O estudo avança também na extração do colágeno da pele da tilápia para incorporar às membranas. Marcelo Fossa da Paz destaca que o colágeno de pescado tem vantagens em relação ao bovino por ser mais digerível e solúvel, permitindo a preservação da estrutura nativa das macromoléculas na formação dos filmes.
Segundo o pesquisador, o projeto fomentado pela Fundect será concluído com a elaboração de linguiças embaladas com membranas feitas a partir da combinação do colágeno do pescado com a quitosana, mas a equipe vai seguir pesquisando a incorporação de nutrientes, microrganismos probióticos e suplementos alimentares. “As possibilidades são muitas porque, a partir dessa formulação, podem ser incorporados vários elementos que vão melhorar a qualidade nutricional. A gente pode incorporar a proteína da ora-pro-nobis, por exemplo, e alguns óleos essenciais que podem trazer proteção para o alimento e aumentar o tempo de vida por impedir a oxidação das gorduras da carne”.
Bioeconomia circular – Além de inovadora, a biotecnologia pesquisada na UFGD pode trazer impactos ambientais e econômicos importantes a Mato Grosso do Sul ao utilizar os resíduos da indústria de pescado, permitindo o surgimento de novas empresas fundamentadas no reaproveitamento, gerando possibilidade de emprego e renda.

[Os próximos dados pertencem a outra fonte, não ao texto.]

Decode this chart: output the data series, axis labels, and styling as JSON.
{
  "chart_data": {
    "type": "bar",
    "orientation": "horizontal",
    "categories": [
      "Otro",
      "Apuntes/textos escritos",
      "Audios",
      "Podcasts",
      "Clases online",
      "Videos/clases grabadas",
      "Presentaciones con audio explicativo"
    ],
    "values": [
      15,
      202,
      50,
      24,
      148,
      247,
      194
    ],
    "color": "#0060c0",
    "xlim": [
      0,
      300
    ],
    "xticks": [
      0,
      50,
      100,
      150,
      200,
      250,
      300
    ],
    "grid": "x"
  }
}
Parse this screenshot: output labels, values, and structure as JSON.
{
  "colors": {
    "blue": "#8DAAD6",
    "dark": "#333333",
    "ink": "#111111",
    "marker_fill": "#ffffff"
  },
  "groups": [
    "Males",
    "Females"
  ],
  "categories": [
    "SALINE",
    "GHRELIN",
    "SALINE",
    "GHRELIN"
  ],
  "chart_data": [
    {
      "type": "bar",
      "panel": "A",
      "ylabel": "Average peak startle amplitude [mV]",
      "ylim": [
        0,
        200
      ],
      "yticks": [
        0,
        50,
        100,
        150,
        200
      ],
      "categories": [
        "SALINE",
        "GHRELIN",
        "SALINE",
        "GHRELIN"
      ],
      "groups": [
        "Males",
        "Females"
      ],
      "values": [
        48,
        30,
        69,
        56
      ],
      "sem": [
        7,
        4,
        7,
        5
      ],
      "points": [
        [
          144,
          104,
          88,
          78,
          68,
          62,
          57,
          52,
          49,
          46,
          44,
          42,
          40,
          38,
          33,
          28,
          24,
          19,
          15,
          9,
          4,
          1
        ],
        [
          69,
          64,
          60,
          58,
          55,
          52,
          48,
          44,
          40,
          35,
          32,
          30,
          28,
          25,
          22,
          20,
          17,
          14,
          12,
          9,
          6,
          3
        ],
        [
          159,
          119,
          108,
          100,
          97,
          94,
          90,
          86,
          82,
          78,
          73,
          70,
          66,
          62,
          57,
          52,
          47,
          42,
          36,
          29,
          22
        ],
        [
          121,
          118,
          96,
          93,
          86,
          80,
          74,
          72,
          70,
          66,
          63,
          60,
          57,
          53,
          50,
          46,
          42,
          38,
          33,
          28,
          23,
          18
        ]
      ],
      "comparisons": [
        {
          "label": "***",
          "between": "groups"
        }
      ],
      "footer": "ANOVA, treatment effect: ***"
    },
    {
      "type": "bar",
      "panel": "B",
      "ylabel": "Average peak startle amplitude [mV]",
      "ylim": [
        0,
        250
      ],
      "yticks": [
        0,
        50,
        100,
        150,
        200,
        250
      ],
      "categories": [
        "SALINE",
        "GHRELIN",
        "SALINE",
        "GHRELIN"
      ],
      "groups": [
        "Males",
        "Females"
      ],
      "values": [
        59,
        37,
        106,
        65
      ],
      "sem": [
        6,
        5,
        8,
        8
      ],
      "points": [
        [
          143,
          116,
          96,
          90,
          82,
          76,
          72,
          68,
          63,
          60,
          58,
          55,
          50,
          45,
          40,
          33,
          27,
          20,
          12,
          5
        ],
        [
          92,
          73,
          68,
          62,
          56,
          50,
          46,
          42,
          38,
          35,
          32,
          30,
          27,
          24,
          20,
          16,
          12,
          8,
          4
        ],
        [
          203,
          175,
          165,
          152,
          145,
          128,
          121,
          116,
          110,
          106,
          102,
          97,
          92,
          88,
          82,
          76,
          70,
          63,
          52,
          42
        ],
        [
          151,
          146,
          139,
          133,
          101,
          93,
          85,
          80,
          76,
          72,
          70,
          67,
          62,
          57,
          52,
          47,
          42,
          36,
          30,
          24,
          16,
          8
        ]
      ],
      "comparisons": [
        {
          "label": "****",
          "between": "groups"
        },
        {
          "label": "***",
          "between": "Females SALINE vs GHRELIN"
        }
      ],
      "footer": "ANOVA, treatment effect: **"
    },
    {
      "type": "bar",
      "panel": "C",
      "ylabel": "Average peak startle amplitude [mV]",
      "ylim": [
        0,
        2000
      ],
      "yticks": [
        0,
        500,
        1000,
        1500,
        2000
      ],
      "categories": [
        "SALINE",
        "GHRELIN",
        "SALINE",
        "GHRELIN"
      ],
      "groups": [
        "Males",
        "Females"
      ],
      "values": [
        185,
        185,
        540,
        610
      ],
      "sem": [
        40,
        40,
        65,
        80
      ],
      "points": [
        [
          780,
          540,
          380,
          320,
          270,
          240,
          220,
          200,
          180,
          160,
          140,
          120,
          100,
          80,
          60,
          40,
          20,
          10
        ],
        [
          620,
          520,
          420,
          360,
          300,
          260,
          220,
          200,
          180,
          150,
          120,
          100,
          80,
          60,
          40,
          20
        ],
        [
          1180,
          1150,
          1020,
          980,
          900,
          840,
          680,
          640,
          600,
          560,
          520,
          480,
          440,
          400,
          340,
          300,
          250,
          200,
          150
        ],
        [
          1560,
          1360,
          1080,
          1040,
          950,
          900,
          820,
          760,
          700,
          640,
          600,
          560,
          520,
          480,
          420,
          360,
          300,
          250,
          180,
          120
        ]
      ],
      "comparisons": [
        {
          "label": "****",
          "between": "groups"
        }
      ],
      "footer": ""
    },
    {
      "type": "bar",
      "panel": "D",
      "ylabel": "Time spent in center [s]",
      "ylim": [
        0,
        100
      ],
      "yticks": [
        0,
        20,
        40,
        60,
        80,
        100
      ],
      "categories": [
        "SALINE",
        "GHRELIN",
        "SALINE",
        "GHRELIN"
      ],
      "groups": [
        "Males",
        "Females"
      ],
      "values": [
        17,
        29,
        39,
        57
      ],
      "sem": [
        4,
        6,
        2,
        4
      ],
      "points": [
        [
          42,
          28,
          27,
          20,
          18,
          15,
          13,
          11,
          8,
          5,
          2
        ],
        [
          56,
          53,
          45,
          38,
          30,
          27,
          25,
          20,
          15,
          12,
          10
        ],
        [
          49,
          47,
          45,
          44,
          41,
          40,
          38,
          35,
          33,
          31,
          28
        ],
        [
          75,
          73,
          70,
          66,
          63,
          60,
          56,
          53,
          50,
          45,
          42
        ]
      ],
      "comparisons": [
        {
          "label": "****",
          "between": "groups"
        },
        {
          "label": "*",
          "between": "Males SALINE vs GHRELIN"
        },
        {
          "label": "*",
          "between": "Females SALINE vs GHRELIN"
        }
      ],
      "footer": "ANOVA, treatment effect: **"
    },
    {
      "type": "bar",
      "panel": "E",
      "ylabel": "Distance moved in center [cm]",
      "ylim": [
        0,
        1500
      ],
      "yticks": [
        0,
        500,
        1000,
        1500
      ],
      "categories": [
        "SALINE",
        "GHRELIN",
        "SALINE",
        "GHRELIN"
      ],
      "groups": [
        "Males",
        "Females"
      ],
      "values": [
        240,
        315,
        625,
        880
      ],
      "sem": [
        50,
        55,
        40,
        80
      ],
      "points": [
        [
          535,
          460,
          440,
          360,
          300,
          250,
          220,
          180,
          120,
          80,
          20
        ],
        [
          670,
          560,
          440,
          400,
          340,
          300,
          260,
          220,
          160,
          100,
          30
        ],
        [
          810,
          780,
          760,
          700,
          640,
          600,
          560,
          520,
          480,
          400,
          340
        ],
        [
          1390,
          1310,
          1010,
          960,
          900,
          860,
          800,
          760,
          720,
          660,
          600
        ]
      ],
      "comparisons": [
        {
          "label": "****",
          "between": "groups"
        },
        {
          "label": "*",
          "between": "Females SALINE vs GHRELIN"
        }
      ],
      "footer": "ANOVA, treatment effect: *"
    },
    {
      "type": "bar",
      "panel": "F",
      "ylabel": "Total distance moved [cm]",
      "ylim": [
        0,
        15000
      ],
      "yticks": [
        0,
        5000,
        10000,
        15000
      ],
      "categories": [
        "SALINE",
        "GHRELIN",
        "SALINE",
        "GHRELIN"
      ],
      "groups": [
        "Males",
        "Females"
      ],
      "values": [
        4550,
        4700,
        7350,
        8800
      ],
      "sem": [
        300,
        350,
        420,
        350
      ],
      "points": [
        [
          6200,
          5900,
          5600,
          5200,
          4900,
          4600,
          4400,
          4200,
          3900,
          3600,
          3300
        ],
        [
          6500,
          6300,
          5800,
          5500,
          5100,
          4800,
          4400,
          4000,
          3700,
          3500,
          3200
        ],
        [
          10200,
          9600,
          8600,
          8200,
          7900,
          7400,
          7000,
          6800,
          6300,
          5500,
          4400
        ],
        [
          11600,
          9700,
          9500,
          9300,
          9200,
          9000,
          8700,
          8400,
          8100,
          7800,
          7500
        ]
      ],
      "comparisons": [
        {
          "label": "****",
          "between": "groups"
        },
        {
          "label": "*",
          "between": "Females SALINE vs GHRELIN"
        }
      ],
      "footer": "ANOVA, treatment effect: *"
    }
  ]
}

“Pesquisas como estas, com materiais biodegradáveis formulados a partir de fontes renováveis, reforçam o protagonismo científico de Mato Grosso do Sul. Com pesquisadores altamente qualificados e aumento do fomento científico pela Fundect nos últimos anos, a tendência é de avanços ainda maiores”, destaca Márcio de Araújo Pereira, diretor-presidente da Fundect.
O Estado é o quinto maior produtor de tilápia do Brasil, com 32,2 mil toneladas, e o segundo maior exportador da espécie do Brasil, com receita de US$ 4,2 milhões, segundo dados da Associação Brasileira de Piscicultura (Peixe BR).
“Conforme a produção de tilápia cresce em Mato Grosso do Sul maior é o volume de resíduos, então é importante buscar formas de aproveitamento em novos produtos e fazer isso de uma forma mais saudável para o consumidor. Estamos em busca de um invólucro semelhante ao que tem no mercado, porém com possibilidade de incorporação de várias outras propriedades para que seja melhor aproveitado pelo nosso corpo”, ressalta Marcelo Fossa da Paz.
Recursos Humanos – O projeto conta com a participação dos professores doutores Rodrigo Simões Ribeiro Leite, da UFGD, Gustavo Graciano Fonseca, atuando da Universidade de Akueyri, Islândia Viðskipta- og raunvísindasvið / School of Health, Business and Science, e William Renzo Cortez-Vega, atuando da Universidade Federal do Amazonas.
Também fazem parte da equipe Cleber Aparecido de Sousa Silva, doutorando do Programa de Pós-Graduação em Ciência e Tecnologia Ambiental da UFGD, além de Isabelle Moreira Souza Ferreira e Letícia Bueno De Moura, mestrandas do mesmo programa.
A pesquisa ainda tem reforço dos graduandos do curso de Biotecnologia da UFGD, Érick Henrique Duarte Acosta, Isadora Pereira Catenaci, Lauzézio Souza Barcelos Neto, Nayara Pereira Espindola, Sabrina dos Santos Nascimento, Ester Zeidler Deechen e Gabriel De Souza Bagnara.